Other Alternative Fund Registrations

iDirect Multi-Strategy Fund, LLC filed a draft registration statement as a new tender offer fund. Its strategy will be to invest in a portfolio of hedge funds. iCapital, which serves as the fund’s adviser, is already active in the retail alts space with products such as the iDirect Private markets Fund, another tender offer fund with $866 million in net assets.

First Trust registered two new privately offered tender offer funds. FT Vest Hedged Equity Income Fund :Series B1 is a new private tender offer fund that will pursue a hedged equity investment strategy nvesting primarily in U.S. exchange-traded equity securities contained in the S&P 500® Index, (ii) mitigating some of the risk of loss of principal by purchasing a hedge against the long term decline, and targeting a net income of 12.0% per year. The FT Vest Total Return Income Fund: Series B1 will follow a similar hedged equity strategy, but with more emphasis on income. First Trust is adviser for both funds, and Vest Financial is the subadviser.

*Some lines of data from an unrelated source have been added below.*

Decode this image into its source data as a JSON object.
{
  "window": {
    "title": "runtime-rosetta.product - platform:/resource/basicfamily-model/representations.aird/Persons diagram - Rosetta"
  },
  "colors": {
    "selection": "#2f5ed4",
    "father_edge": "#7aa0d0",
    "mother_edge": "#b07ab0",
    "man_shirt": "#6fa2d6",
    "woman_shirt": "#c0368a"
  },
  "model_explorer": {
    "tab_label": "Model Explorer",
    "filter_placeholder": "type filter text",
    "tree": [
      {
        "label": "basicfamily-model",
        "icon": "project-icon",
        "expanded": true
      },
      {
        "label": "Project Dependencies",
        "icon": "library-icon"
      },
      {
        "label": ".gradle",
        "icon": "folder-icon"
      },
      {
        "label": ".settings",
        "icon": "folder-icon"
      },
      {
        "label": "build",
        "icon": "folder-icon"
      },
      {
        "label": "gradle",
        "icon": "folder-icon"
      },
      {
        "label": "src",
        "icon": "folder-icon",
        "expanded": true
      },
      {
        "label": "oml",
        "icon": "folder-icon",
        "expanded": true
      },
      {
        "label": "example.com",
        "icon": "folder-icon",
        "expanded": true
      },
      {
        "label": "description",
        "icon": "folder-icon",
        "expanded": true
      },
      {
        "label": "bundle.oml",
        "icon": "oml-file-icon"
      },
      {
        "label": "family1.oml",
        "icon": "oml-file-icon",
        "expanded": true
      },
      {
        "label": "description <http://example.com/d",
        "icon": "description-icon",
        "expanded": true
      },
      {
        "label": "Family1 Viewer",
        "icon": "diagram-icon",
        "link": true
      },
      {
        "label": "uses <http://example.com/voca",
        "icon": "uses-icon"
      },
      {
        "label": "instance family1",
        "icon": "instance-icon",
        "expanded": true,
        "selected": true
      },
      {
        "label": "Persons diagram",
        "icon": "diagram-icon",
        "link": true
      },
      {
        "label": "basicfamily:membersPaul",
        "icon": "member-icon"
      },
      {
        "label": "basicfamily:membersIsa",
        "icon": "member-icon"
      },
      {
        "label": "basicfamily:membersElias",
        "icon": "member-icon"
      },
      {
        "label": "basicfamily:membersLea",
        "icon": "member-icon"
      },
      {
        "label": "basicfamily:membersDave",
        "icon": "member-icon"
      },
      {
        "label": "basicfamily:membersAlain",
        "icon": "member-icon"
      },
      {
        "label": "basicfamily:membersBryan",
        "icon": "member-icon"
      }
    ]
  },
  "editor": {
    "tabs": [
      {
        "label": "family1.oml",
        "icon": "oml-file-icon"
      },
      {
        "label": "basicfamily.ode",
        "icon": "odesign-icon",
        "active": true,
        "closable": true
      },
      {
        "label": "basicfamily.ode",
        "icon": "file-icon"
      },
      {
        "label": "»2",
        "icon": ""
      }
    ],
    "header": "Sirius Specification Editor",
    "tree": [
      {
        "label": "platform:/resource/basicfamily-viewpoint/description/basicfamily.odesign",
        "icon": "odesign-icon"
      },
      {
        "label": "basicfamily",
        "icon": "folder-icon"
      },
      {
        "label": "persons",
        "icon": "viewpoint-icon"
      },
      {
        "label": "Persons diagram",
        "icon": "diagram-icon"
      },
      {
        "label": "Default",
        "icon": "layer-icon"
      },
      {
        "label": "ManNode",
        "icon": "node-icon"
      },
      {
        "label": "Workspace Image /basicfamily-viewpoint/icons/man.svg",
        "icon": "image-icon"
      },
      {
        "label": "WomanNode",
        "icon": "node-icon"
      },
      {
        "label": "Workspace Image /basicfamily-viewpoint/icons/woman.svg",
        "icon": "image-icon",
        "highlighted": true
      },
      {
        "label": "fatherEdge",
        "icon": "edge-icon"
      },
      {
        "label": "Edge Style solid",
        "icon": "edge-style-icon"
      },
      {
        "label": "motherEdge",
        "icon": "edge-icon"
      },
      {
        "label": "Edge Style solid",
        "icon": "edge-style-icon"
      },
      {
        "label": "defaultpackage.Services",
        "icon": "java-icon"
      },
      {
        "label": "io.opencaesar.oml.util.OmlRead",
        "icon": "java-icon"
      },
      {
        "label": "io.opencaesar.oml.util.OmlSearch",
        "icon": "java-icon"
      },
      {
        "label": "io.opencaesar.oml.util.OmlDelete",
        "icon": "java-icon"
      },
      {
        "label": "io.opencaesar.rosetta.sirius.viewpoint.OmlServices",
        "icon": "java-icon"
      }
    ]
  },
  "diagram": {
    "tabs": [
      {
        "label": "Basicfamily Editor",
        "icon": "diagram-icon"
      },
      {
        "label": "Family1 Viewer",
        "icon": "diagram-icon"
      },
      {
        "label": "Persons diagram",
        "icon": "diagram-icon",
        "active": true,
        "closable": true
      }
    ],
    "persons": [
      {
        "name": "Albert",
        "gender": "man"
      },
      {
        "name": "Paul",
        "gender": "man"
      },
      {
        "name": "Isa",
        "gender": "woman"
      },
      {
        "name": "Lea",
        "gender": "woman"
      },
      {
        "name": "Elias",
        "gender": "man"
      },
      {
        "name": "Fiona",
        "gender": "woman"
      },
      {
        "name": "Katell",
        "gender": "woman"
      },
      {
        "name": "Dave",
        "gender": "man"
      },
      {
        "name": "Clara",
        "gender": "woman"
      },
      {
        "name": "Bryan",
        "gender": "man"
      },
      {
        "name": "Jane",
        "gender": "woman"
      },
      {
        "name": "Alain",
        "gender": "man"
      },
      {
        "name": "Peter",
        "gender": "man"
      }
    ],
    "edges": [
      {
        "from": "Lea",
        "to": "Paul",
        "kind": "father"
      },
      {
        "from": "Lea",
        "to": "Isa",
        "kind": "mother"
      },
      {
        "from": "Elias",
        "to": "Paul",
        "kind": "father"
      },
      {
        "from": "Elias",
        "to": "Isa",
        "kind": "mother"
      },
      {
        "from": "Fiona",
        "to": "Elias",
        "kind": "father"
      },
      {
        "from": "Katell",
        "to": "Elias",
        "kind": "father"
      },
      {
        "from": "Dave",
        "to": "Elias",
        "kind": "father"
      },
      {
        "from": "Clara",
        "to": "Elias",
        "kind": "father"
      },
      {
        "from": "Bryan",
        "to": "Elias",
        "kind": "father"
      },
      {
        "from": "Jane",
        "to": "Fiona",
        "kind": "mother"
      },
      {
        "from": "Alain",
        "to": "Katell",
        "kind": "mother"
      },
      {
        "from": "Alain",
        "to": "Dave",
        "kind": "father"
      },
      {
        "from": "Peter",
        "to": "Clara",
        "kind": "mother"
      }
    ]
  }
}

Blackstone Private Real Estate Credit Fund filed a registration statement as a private NT BDC. This fnd will originate, acquire, finance and manage a portfolio consisting of a broad range of real estate-related investments in or relating to private and public debt, equity or other interests on a global basis, with a primary focus in the U.S. The Fund may invest in, or originate, real estate-related debt and equity securities, including subordinated debt and mortgage-backed securities (“MBS”). It intends to operate as a RIC under the tax code, rather than a REIT.